About 100 supporters of the M5-RFP coalition, which led months of protests against now-deposed President Ibrahim Boubacar Keita, clashed with police at the conference centre in the capital, delaying talks.
The junta that toppled Keita on August 18 said the transitional government could be led by a military officer, while the M5-RFP and regional leaders call for a civilian to take the role.
“They are trying to confiscate our revolution,” said Bakary Keita, a senior M5-RFP member. “We were clear from the start. We want a civilian as president of the transition, not a soldier.”
International powers fear political uncertainty could undermine the fight across West Africa’s Sahel region against Islamist militants linked to al Qaeda and Islamic State, as a previous coup did in 2012.
Supporters of the ruling junta, the National Committee for the Salvation of the People (CNSP), assembled across the street from the building hosting the talks with political parties and civil society groups.
Some carried signs saying “Long live the CNSP” and portraits of CNSP president Colonel Assimi Goita.

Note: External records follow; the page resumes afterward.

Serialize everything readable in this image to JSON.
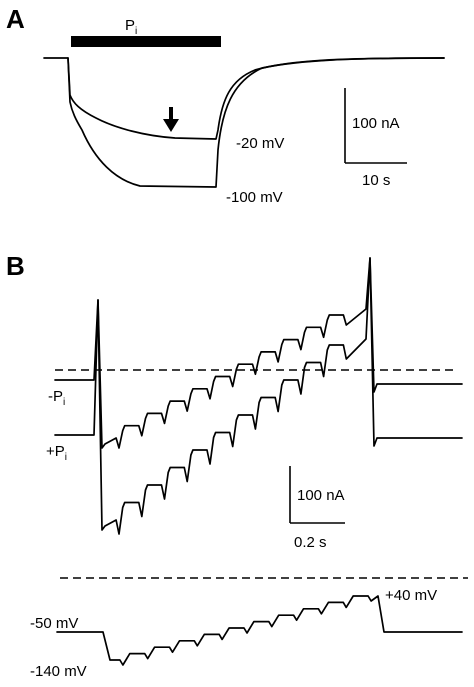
{
  "panel_a": {
    "letter": "A",
    "application_label": "P",
    "application_subscript": "i",
    "trace_labels": [
      "-20 mV",
      "-100 mV"
    ],
    "scale_current": "100 nA",
    "scale_time": "10 s"
  },
  "panel_b": {
    "letter": "B",
    "condition_labels": [
      {
        "sign": "-",
        "base": "P",
        "subscript": "i"
      },
      {
        "sign": "+",
        "base": "P",
        "subscript": "i"
      }
    ],
    "scale_current": "100 nA",
    "scale_time": "0.2 s",
    "voltage_labels": [
      "-50 mV",
      "-140 mV",
      "+40 mV"
    ]
  }
}
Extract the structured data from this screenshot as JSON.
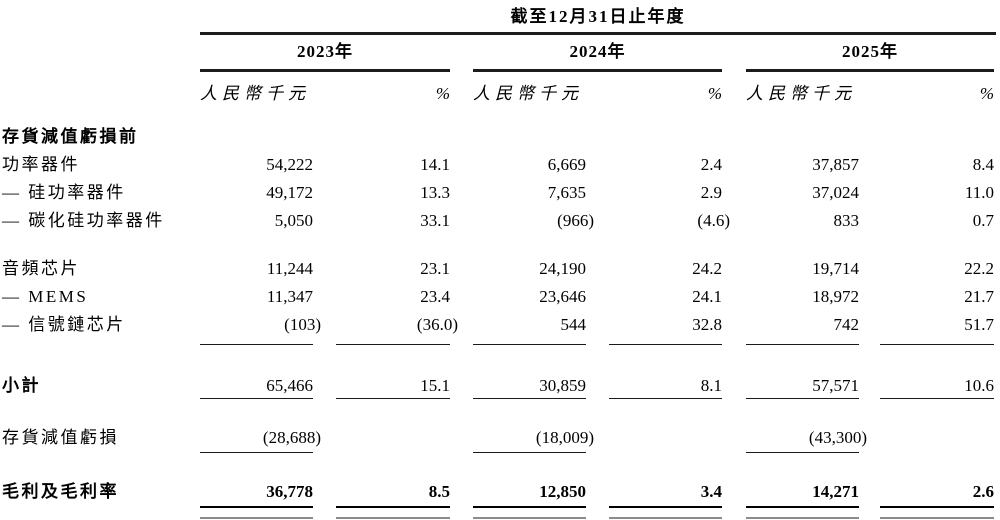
{
  "table": {
    "period_title": "截至12月31日止年度",
    "years": [
      "2023年",
      "2024年",
      "2025年"
    ],
    "column_headers": {
      "amount": "人民幣千元",
      "percent": "%"
    },
    "rows": [
      {
        "label": "存貨減值虧損前",
        "values": [
          "",
          "",
          "",
          "",
          "",
          ""
        ]
      },
      {
        "label": "功率器件",
        "values": [
          "54,222",
          "14.1",
          "6,669",
          "2.4",
          "37,857",
          "8.4"
        ]
      },
      {
        "label": "— 硅功率器件",
        "values": [
          "49,172",
          "13.3",
          "7,635",
          "2.9",
          "37,024",
          "11.0"
        ]
      },
      {
        "label": "— 碳化硅功率器件",
        "values": [
          "5,050",
          "33.1",
          "(966)",
          "(4.6)",
          "833",
          "0.7"
        ]
      },
      {
        "label": "音頻芯片",
        "values": [
          "11,244",
          "23.1",
          "24,190",
          "24.2",
          "19,714",
          "22.2"
        ]
      },
      {
        "label": "— MEMS",
        "values": [
          "11,347",
          "23.4",
          "23,646",
          "24.1",
          "18,972",
          "21.7"
        ]
      },
      {
        "label": "— 信號鏈芯片",
        "values": [
          "(103)",
          "(36.0)",
          "544",
          "32.8",
          "742",
          "51.7"
        ]
      },
      {
        "label": "小計",
        "values": [
          "65,466",
          "15.1",
          "30,859",
          "8.1",
          "57,571",
          "10.6"
        ]
      },
      {
        "label": "存貨減值虧損",
        "values": [
          "(28,688)",
          "",
          "(18,009)",
          "",
          "(43,300)",
          ""
        ]
      },
      {
        "label": "毛利及毛利率",
        "values": [
          "36,778",
          "8.5",
          "12,850",
          "3.4",
          "14,271",
          "2.6"
        ]
      }
    ]
  }
}
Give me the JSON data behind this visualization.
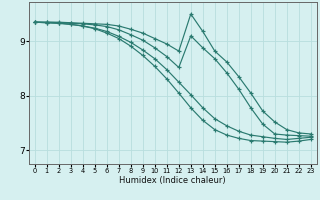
{
  "background_color": "#d6f0f0",
  "grid_color": "#b8dede",
  "line_color": "#2a7a70",
  "xlabel": "Humidex (Indice chaleur)",
  "xlim": [
    -0.5,
    23.5
  ],
  "ylim": [
    6.75,
    9.72
  ],
  "yticks": [
    7,
    8,
    9
  ],
  "xticks": [
    0,
    1,
    2,
    3,
    4,
    5,
    6,
    7,
    8,
    9,
    10,
    11,
    12,
    13,
    14,
    15,
    16,
    17,
    18,
    19,
    20,
    21,
    22,
    23
  ],
  "series": [
    {
      "x": [
        0,
        1,
        2,
        3,
        4,
        5,
        6,
        7,
        8,
        9,
        10,
        11,
        12,
        13,
        14,
        15,
        16,
        17,
        18,
        19,
        20,
        21,
        22,
        23
      ],
      "y": [
        9.35,
        9.35,
        9.35,
        9.34,
        9.33,
        9.32,
        9.31,
        9.28,
        9.22,
        9.15,
        9.05,
        8.95,
        8.82,
        9.5,
        9.18,
        8.82,
        8.62,
        8.35,
        8.05,
        7.72,
        7.52,
        7.38,
        7.32,
        7.3
      ]
    },
    {
      "x": [
        0,
        1,
        2,
        3,
        4,
        5,
        6,
        7,
        8,
        9,
        10,
        11,
        12,
        13,
        14,
        15,
        16,
        17,
        18,
        19,
        20,
        21,
        22,
        23
      ],
      "y": [
        9.35,
        9.35,
        9.34,
        9.33,
        9.32,
        9.3,
        9.27,
        9.21,
        9.12,
        9.02,
        8.88,
        8.72,
        8.52,
        9.1,
        8.88,
        8.68,
        8.42,
        8.12,
        7.78,
        7.48,
        7.3,
        7.28,
        7.27,
        7.26
      ]
    },
    {
      "x": [
        0,
        1,
        2,
        3,
        4,
        5,
        6,
        7,
        8,
        9,
        10,
        11,
        12,
        13,
        14,
        15,
        16,
        17,
        18,
        19,
        20,
        21,
        22,
        23
      ],
      "y": [
        9.35,
        9.34,
        9.33,
        9.31,
        9.28,
        9.24,
        9.18,
        9.09,
        8.98,
        8.84,
        8.68,
        8.48,
        8.25,
        8.02,
        7.78,
        7.58,
        7.45,
        7.35,
        7.28,
        7.25,
        7.22,
        7.2,
        7.22,
        7.24
      ]
    },
    {
      "x": [
        0,
        1,
        2,
        3,
        4,
        5,
        6,
        7,
        8,
        9,
        10,
        11,
        12,
        13,
        14,
        15,
        16,
        17,
        18,
        19,
        20,
        21,
        22,
        23
      ],
      "y": [
        9.35,
        9.34,
        9.33,
        9.31,
        9.28,
        9.23,
        9.15,
        9.05,
        8.91,
        8.74,
        8.54,
        8.31,
        8.05,
        7.78,
        7.55,
        7.38,
        7.28,
        7.22,
        7.18,
        7.17,
        7.16,
        7.15,
        7.17,
        7.2
      ]
    }
  ]
}
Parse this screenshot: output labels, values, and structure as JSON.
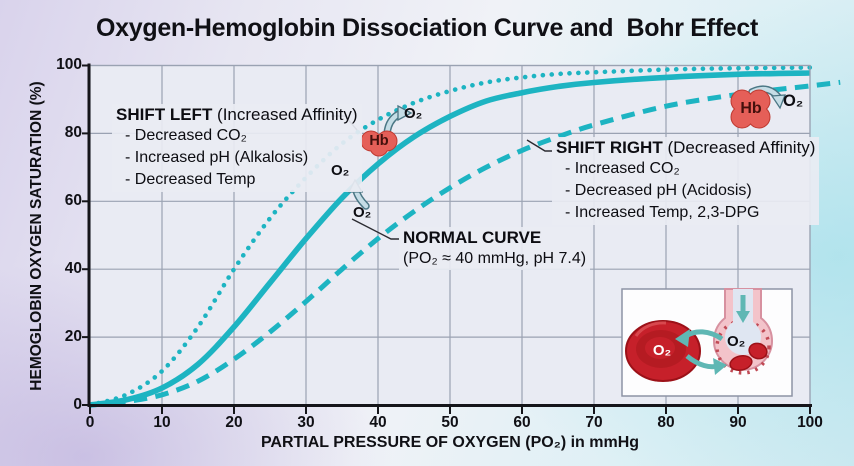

“This is about diagnosing, without complacency, the problems undermining our democratic system,” Goita said opening the three-day talks, but did not weigh in on who should lead the transition.
West African leaders said the CNSP must name a civilian interim president and prime minister by September 15 if they are to start easing sanctions imposed after the coup.
The talks were boycotted by the main alliance of pro-independence Tuaregs in northern Mali, who complain the CNSP cancelled a planned meeting with them last week.
The chaos unleashed by a Tuareg rebellion in 2012 led to Islamist militants briefly taking over the desert north before French forces intervened a year later to push them back.